GPU-accelerated approaches for multi-unit level 3 PSA: Focusing on dispersion, evacuation, and dose assessment

This study proposes a Graphics Processing Unit (GPU)-accelerated computational framework aimed at addressing the significant computational challenges inherent in key modules of Level 3 Probabilistic Safety Assessment (Level 3 PSA) for multi-unit nuclear power plant accidents. Specifically, it focuses on three of the most computationally intensive processes—atmospheric dispersion modeling, agent-based evacuation dynamics, and radiological dose assessment.

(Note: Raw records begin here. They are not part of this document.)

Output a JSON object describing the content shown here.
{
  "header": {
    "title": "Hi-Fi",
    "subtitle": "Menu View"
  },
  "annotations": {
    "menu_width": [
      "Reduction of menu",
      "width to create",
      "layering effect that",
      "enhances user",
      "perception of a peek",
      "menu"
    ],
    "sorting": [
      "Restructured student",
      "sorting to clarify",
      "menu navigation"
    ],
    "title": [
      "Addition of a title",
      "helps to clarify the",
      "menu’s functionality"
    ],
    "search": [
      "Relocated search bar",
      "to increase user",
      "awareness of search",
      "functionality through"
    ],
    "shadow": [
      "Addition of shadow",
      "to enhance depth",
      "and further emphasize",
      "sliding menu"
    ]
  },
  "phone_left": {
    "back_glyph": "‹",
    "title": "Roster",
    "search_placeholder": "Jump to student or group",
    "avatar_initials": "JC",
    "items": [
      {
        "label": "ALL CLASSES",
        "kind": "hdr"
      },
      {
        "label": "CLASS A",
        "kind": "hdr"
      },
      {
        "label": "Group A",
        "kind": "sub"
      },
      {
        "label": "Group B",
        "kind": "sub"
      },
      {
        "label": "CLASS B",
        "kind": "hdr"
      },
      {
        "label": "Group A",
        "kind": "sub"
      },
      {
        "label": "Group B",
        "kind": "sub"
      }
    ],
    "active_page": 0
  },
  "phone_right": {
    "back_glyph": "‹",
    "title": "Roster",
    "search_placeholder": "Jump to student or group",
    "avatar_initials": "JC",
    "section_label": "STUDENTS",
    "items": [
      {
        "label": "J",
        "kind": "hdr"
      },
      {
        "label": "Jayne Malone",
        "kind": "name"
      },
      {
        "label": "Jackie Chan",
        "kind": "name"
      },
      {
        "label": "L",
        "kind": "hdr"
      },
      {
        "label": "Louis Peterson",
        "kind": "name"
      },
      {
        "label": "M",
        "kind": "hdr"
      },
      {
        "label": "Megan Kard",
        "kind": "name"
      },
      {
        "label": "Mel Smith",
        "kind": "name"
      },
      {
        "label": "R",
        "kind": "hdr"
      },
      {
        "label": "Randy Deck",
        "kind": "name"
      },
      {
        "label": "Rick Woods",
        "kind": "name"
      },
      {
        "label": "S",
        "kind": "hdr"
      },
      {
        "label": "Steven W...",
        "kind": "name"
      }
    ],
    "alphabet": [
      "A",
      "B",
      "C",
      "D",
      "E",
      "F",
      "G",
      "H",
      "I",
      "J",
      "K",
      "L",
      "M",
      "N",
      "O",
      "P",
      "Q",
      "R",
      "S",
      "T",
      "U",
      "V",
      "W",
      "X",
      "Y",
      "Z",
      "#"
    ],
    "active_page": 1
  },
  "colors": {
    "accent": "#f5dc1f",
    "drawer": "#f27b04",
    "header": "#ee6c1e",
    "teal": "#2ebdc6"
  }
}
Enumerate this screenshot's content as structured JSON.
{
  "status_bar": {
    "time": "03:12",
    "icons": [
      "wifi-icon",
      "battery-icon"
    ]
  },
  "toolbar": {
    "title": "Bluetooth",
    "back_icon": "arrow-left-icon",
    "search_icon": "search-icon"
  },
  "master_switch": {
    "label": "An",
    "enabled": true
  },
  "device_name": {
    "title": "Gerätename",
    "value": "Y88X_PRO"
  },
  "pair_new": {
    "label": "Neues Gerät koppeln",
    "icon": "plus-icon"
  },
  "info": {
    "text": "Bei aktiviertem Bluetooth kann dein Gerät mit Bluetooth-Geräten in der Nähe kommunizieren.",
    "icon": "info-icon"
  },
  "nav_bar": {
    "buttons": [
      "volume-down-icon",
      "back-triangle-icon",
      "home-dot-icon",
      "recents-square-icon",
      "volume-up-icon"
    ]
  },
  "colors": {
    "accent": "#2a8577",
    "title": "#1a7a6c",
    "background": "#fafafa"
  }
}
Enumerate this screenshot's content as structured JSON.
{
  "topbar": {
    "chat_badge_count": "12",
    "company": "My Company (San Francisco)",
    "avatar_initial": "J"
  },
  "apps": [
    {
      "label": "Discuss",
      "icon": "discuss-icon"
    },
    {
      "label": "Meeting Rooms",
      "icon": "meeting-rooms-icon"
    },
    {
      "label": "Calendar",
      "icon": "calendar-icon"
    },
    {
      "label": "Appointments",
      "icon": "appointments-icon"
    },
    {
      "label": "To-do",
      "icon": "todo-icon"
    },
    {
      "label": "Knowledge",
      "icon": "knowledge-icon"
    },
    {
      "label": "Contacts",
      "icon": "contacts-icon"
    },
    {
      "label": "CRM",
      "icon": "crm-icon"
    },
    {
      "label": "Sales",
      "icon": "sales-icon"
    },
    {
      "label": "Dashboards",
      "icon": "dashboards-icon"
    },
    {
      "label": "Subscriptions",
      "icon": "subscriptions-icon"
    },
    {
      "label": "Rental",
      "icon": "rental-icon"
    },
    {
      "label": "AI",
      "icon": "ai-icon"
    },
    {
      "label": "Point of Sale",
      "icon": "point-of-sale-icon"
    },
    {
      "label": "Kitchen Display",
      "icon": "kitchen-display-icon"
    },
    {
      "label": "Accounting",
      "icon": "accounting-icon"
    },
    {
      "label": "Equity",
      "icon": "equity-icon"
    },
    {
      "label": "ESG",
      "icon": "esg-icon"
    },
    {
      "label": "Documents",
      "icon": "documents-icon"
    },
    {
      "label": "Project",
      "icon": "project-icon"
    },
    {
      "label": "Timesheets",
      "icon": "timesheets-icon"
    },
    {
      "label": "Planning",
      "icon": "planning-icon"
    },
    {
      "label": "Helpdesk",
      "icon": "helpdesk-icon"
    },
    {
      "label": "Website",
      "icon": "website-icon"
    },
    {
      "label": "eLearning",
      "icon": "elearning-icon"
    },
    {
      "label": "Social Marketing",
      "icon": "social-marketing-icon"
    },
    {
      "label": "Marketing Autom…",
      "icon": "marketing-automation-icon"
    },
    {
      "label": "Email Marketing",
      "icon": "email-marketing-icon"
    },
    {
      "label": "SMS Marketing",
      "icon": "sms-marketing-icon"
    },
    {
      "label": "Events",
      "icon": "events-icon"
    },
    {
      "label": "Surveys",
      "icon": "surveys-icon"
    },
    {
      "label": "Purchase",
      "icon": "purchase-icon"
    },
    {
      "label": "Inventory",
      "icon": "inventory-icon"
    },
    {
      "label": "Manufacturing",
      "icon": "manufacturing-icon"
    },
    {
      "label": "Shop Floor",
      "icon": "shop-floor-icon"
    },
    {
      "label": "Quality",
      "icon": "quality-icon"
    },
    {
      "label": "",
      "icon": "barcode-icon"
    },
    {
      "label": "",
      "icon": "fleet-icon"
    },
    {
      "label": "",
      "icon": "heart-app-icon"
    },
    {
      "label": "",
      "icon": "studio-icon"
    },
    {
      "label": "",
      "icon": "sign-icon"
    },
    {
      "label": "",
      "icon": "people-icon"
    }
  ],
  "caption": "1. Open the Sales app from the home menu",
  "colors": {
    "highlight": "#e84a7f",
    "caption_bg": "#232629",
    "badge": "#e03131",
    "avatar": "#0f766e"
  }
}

By integrating these modules into a unified, scalable simulation environment, the proposed GPU-based framework can simultaneously and efficiently handle numerous meteorological datasets, evacuee groups, nuclear power plant units, and Gaussian puffs, significantly enhancing computational performance compared to existing methodologies. Comparative performance evaluations demonstrate that this approach achieves speedups of over 1400 times relative to traditional Central Processing Unit (CPU)-based methods, effectively supporting near-real-time emergency response and precise risk assessments. Although additional aspects of Level 3 PSA—such as ingestion exposure pathways and economic impact assessments—are important, they are not within the scope of this study and can be addressed separately as post-processing or through dedicated modules. Instead, this study focuses on demonstrating the necessity and effectiveness of GPU acceleration in accurately capturing the spatiotemporal complexity and radiological release characteristics of multi-unit nuclear accidents.